Дело в том, что средневековые упыри оказываются ровно настолько тупы, чтобы как раз и разглядеть в благородном доне Ярмольнике всесильное божество. Удел Ярмольника — научное наблюдение за бессловесными скотами, «кои ничем кроме анатомии от животных не отличаются и даже превосходят их в беззащитности». Но вместо этого, благородный дон становится полноправным жителем этого «доисторического» мира, начиная постепенно всё более переживать за его (мира) судьбу и судьбы конкретных небезразличных ему людей. Трагедия же заключается в том, что благородный дон Антон Ярмольник Эсторский шаг за шагом становится, наконец, хоть и вовсе не бессловесным, но вполне полноценным скотом. Ибо именно он (устав от фашистского зверства узурпатора Дона Рэбы, и разбитый смертью любимой женщины) устраивает, наконец, ту самую Арканарскую Резню, что послужит в итоге поводом к закрытию программы прогрессорства на всех без исключения планетах. В каком-то смысле Земляне действительно становятся богами, понявшими, что принести пользу зарождающемуся человечеству они могут одним единственным образом — уйти, оставив это человечество в покое со всеми его проблемами и жертвами. Дона Румату усыпляют газом после того, как он успевает убить несколько тысяч человек заодно с самим доном Рэбой, и возвращают на Землю лечиться психически до конца его дней. Но это у Стругацких. Что же у Германа?

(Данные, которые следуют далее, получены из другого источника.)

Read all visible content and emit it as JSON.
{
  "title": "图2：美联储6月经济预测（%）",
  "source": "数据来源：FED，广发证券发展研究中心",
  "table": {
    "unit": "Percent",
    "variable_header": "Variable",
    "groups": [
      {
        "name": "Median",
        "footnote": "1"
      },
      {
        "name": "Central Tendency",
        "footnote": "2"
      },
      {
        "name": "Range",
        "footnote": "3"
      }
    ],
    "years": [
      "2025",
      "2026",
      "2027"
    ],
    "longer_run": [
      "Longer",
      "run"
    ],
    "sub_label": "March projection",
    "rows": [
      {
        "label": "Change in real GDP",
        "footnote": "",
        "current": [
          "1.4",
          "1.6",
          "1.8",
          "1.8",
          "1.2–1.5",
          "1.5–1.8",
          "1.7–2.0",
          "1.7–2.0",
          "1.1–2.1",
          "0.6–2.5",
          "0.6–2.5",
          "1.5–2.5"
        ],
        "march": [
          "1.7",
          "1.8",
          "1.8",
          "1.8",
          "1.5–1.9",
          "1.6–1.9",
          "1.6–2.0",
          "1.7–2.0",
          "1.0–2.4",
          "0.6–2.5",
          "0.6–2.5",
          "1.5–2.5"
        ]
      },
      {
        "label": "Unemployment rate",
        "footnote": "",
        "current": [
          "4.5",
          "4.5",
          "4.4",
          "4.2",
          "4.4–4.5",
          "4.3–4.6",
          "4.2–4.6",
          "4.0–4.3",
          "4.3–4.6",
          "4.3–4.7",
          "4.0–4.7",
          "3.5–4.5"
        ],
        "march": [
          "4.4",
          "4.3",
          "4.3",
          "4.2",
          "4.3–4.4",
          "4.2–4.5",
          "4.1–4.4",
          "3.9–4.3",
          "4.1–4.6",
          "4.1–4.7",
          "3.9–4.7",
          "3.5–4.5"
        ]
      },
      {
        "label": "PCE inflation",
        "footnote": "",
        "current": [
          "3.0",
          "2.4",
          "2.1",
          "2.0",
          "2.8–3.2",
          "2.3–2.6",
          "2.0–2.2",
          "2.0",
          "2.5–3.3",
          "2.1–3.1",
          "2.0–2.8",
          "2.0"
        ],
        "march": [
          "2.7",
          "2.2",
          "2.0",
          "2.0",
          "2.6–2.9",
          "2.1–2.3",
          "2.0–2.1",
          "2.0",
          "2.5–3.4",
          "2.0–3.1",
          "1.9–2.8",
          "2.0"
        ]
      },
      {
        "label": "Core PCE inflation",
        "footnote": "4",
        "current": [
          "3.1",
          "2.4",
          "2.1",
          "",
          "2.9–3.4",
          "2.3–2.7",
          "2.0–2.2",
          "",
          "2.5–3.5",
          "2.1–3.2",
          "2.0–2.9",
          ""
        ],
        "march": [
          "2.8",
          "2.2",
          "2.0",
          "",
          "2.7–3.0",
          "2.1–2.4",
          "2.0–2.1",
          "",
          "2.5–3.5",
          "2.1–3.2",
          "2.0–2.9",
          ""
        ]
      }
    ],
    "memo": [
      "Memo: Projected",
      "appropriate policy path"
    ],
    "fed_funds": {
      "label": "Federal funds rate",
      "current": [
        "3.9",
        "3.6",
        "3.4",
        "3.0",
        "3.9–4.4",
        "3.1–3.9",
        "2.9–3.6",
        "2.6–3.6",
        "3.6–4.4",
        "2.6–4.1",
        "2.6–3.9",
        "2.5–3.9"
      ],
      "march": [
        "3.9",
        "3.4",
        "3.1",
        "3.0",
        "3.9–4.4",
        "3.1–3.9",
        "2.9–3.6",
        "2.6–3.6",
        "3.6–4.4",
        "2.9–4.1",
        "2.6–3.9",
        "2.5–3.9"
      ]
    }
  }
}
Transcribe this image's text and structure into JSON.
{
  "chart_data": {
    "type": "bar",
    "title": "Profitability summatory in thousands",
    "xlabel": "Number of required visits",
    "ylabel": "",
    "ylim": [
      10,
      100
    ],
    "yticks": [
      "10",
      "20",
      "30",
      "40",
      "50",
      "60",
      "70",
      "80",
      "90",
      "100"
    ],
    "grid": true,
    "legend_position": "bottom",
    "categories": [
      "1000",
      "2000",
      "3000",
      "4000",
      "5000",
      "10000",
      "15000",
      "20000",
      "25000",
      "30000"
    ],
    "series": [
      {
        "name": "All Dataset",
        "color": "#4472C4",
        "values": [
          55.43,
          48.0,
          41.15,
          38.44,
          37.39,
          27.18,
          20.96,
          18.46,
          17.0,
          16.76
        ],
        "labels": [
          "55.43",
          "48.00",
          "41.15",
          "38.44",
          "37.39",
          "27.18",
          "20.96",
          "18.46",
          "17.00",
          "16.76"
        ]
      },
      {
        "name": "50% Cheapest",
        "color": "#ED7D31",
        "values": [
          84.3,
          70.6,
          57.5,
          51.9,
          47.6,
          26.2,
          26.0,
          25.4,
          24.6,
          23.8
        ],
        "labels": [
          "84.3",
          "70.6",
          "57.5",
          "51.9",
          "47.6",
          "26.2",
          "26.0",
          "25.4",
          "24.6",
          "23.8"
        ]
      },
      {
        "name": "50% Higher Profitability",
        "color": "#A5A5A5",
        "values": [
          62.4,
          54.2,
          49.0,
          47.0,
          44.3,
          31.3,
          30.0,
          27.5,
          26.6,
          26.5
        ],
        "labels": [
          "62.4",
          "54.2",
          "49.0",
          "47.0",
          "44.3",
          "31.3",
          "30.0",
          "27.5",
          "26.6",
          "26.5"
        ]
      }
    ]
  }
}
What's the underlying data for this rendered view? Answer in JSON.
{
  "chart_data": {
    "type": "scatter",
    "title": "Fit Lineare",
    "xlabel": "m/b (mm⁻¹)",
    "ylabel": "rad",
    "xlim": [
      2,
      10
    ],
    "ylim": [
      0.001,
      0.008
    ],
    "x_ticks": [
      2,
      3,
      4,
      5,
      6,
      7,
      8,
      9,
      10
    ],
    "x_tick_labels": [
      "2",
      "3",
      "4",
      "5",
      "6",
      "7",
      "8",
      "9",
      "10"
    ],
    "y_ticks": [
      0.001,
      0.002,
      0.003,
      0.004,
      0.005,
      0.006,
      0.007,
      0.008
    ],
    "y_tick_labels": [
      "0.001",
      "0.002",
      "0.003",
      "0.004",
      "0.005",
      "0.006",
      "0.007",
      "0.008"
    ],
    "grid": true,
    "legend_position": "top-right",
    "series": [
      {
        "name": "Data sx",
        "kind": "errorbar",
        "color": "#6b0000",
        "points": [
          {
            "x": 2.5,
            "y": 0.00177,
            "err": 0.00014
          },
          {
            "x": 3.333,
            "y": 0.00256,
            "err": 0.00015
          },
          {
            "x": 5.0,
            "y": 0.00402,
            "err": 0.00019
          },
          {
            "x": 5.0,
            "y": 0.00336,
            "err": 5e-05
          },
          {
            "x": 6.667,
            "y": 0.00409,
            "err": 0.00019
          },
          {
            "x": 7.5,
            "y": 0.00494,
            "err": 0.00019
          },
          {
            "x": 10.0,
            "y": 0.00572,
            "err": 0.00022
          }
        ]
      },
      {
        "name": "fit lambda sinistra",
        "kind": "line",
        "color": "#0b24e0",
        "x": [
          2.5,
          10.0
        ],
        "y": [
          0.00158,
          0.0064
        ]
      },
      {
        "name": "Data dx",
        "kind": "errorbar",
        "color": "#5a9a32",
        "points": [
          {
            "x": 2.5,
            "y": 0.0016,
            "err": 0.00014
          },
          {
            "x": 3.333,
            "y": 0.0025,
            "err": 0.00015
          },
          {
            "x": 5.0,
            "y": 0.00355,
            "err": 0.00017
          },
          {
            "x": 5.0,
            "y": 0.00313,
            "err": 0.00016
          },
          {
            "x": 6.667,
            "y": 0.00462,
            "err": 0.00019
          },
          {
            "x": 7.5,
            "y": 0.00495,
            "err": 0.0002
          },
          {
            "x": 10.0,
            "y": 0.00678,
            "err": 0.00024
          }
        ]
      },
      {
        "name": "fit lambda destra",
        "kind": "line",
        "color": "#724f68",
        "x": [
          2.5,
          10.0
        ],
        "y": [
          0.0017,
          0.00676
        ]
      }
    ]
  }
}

Повторюсь, фильм недалеко ушел от сюжета книги, но. На моих глазах из зала в процессе просмотра уходили люди. Они ведь пришли на Стругацких, а получили Германа. Они как-то забыли, что Стругацких нужно читать (в идеале — писать), а не смотреть; в отличие от Германа, — читать которого совсем не обязательно, а вот смотреть нужно. Да, нужно. Через «нехочу». Объясню почему.
Фильм изобилует откровенными жестокими сценами, но лично у меня, как у искушенного зрителя, ни одна из них не вызвала отвращения, достаточного для признания картины непригодной для просмотра. Сцены, как сцены. Кишки, как кишки, говно, как говно. В этом плане ничего нового. Однако фильм всё равно напрягает. Чем? А вот это самое интересное.
Во-первых, в кадре всегда тесно. Здесь тесно героям, животным, реквизиту и самому зрителю. В каждом кадре все предметы (фекалии, женские «прелести», арканарская грязь и т.д.) оказываются очень близко к вашему интеллигентному лицу, что переносится тяжело. Во-вторых, почти всё, что говорят герои, — это невнятное бормотание, доносящееся с разных сторон одновременно. Т.е. разобрать сказанное персонажами очень сложно. Исключение — дон Румата, слова которого всегда отчётливы, спокойны и тихи. В третьих, — сами герои — все, как одни уроды, за редким исключением, типа барона Пампы, дона Кондора, Киры или самого Ярмольника. А в четвёртых, каждый из участников этого средневекового зверства постоянно норовит посмотреть в камеру, как бы заглядывая в кинозал. Мол, ну, чё? Нравится вам наша жизнь? А мы вот ничего, приспособились.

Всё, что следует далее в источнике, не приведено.